Two new consumer protection laws you should know

Two new consumer protection laws you should know »Play Video
Gov. Chris Gregoire has signed two new consumer protection bills into law, and it just happens to come on National Consumer Protection Week.

It may not be on your calendar, but it's my favorite week of the year, and the perfect time for the governor to sign these bills.
One deals with used cars, the other with scammers who try to take advantage of homeowners headed into foreclosure.

State Attorney General Rob McKenna says the new lemon law is good news offers added protection for buyers of used cars.

"Under the old law, the lemon law only applied if you bought your car from a new car dealer.

"And so people going to used car lots were being offered cars that looked new weren't being told those cars had already been returned to the manufacturer, then wholesaled out. Now, used car dealer is required to disclose a car has been returned as a lemon just as a new car dealer would," McKenna said.

The new law is especially timely with the slumping economy boosting the popularity of used cars.

"The price has actually gone up for used cars because of the heavy demand for them. And yet people weren't being protected with information they ought to have since, obviously if you buy it and find out it's a lemon afterward, your resale value tanks," said McKenna. "So you might be willing to buy a car that's been returned as a lemon, but you ought to know so that the price is appropriate."

And in the case of a lemon, the dealer should be able to tell you about the car's specific issue or problem.

Now, let's talk about the second law the governor signed. This one deals with scammers targeting homeowners facing foreclosure.
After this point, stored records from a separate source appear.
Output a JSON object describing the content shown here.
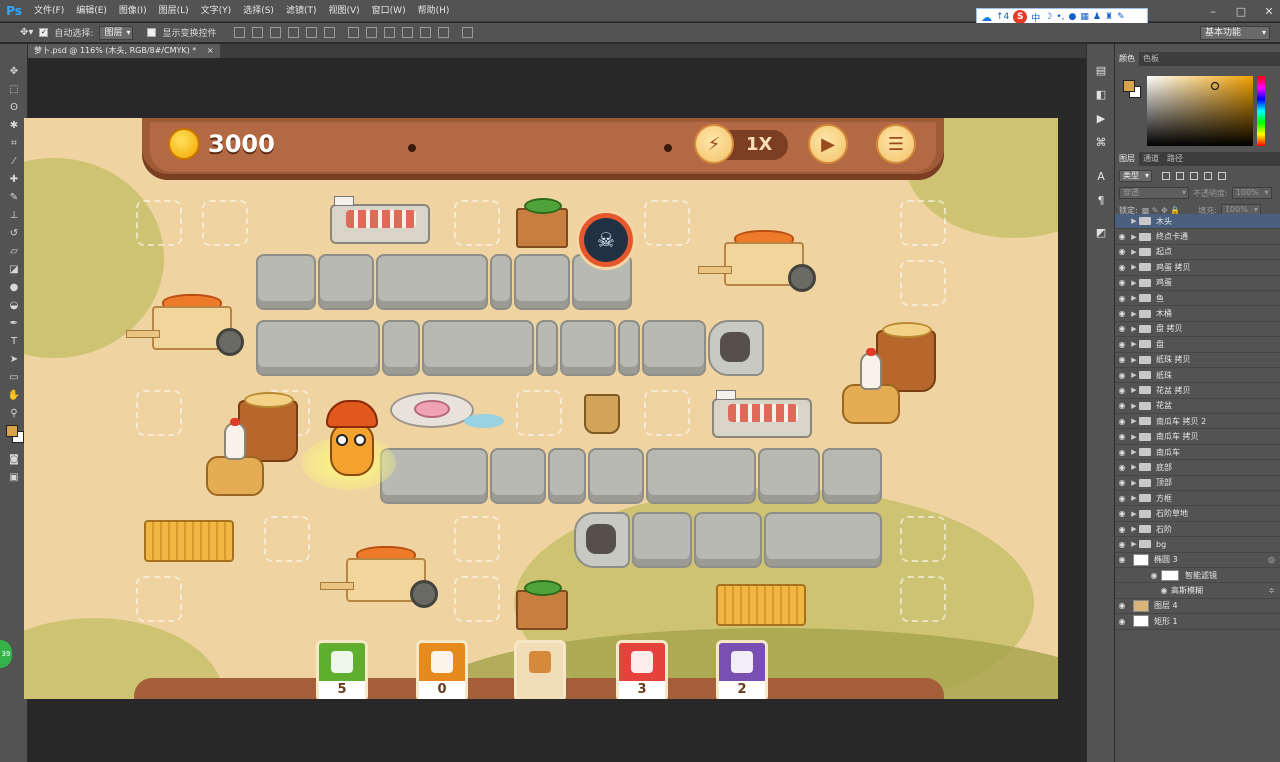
{
  "app": {
    "logo": "Ps"
  },
  "menu": [
    "文件(F)",
    "编辑(E)",
    "图像(I)",
    "图层(L)",
    "文字(Y)",
    "选择(S)",
    "滤镜(T)",
    "视图(V)",
    "窗口(W)",
    "帮助(H)"
  ],
  "ime": {
    "logo": "S",
    "lang": "中",
    "upload": "↑4"
  },
  "options": {
    "auto_select_label": "自动选择:",
    "auto_select_value": "图层",
    "show_transform_label": "显示变换控件",
    "workspace": "基本功能"
  },
  "document": {
    "tab_title": "萝卜.psd @ 116% (木头, RGB/8#/CMYK) *",
    "close": "×"
  },
  "panels": {
    "color_tabs": [
      "颜色",
      "色板"
    ],
    "layer_tabs": [
      "图层",
      "通道",
      "路径"
    ],
    "filter_type": "类型",
    "blend_mode": "穿透",
    "opacity_label": "不透明度:",
    "opacity_value": "100%",
    "lock_label": "锁定:",
    "fill_label": "填充:",
    "fill_value": "100%",
    "foreground_color": "#d8a44a",
    "background_color": "#ffffff"
  },
  "layers": [
    {
      "name": "木头",
      "type": "group",
      "visible": false,
      "selected": true
    },
    {
      "name": "终点卡通",
      "type": "group",
      "visible": true
    },
    {
      "name": "起点",
      "type": "group",
      "visible": true
    },
    {
      "name": "鸡蛋 拷贝",
      "type": "group",
      "visible": true
    },
    {
      "name": "鸡蛋",
      "type": "group",
      "visible": true
    },
    {
      "name": "鱼",
      "type": "group",
      "visible": true
    },
    {
      "name": "木桶",
      "type": "group",
      "visible": true
    },
    {
      "name": "盘 拷贝",
      "type": "group",
      "visible": true
    },
    {
      "name": "盘",
      "type": "group",
      "visible": true
    },
    {
      "name": "纸珠 拷贝",
      "type": "group",
      "visible": true
    },
    {
      "name": "纸珠",
      "type": "group",
      "visible": true
    },
    {
      "name": "花盆 拷贝",
      "type": "group",
      "visible": true
    },
    {
      "name": "花盆",
      "type": "group",
      "visible": true
    },
    {
      "name": "南瓜车 拷贝 2",
      "type": "group",
      "visible": true
    },
    {
      "name": "南瓜车 拷贝",
      "type": "group",
      "visible": true
    },
    {
      "name": "南瓜车",
      "type": "group",
      "visible": true
    },
    {
      "name": "底部",
      "type": "group",
      "visible": true
    },
    {
      "name": "顶部",
      "type": "group",
      "visible": true
    },
    {
      "name": "方框",
      "type": "group",
      "visible": true
    },
    {
      "name": "石阶草地",
      "type": "group",
      "visible": true
    },
    {
      "name": "石阶",
      "type": "group",
      "visible": true
    },
    {
      "name": "bg",
      "type": "group",
      "visible": true
    },
    {
      "name": "椭圆 3",
      "type": "smart",
      "visible": true
    },
    {
      "name": "智能滤镜",
      "type": "sub",
      "visible": true
    },
    {
      "name": "高斯模糊",
      "type": "subfilter",
      "visible": true
    },
    {
      "name": "图层 4",
      "type": "pixel-tan",
      "visible": true
    },
    {
      "name": "矩形 1",
      "type": "pixel",
      "visible": true
    }
  ],
  "game": {
    "coins": "3000",
    "speed": "1X",
    "cards": [
      {
        "name": "flag",
        "count": "5",
        "color": "#5fae2e"
      },
      {
        "name": "money-bag",
        "count": "0",
        "color": "#e78a1e"
      },
      {
        "name": "add",
        "count": "",
        "color": "#f0ddb8"
      },
      {
        "name": "bomb",
        "count": "3",
        "color": "#e4423a"
      },
      {
        "name": "cow",
        "count": "2",
        "color": "#7a4fb2"
      }
    ]
  },
  "status": {
    "badge": "39"
  }
}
"In particular, people who lose their homes in property tax foreclosure sales are besieged with offers from folks who say, 'Hey, I'll get the leftover money, you know, after the tax debt is settled. I'll get that money for you from the county.'

"And they'll charge 50 to 70 percent for that service when, in fact, all they need to do is fill out a one-page form, take it down to the county, have it notorized by the county and you get the money. So people are getting ripped off, and the county treasurers who see this were very frustrated, asked us to help," McKenna said.

The law caps the charge for such service at 5 percent, McKenna says, effectively outlawing ripoff cases that were so frequently seen.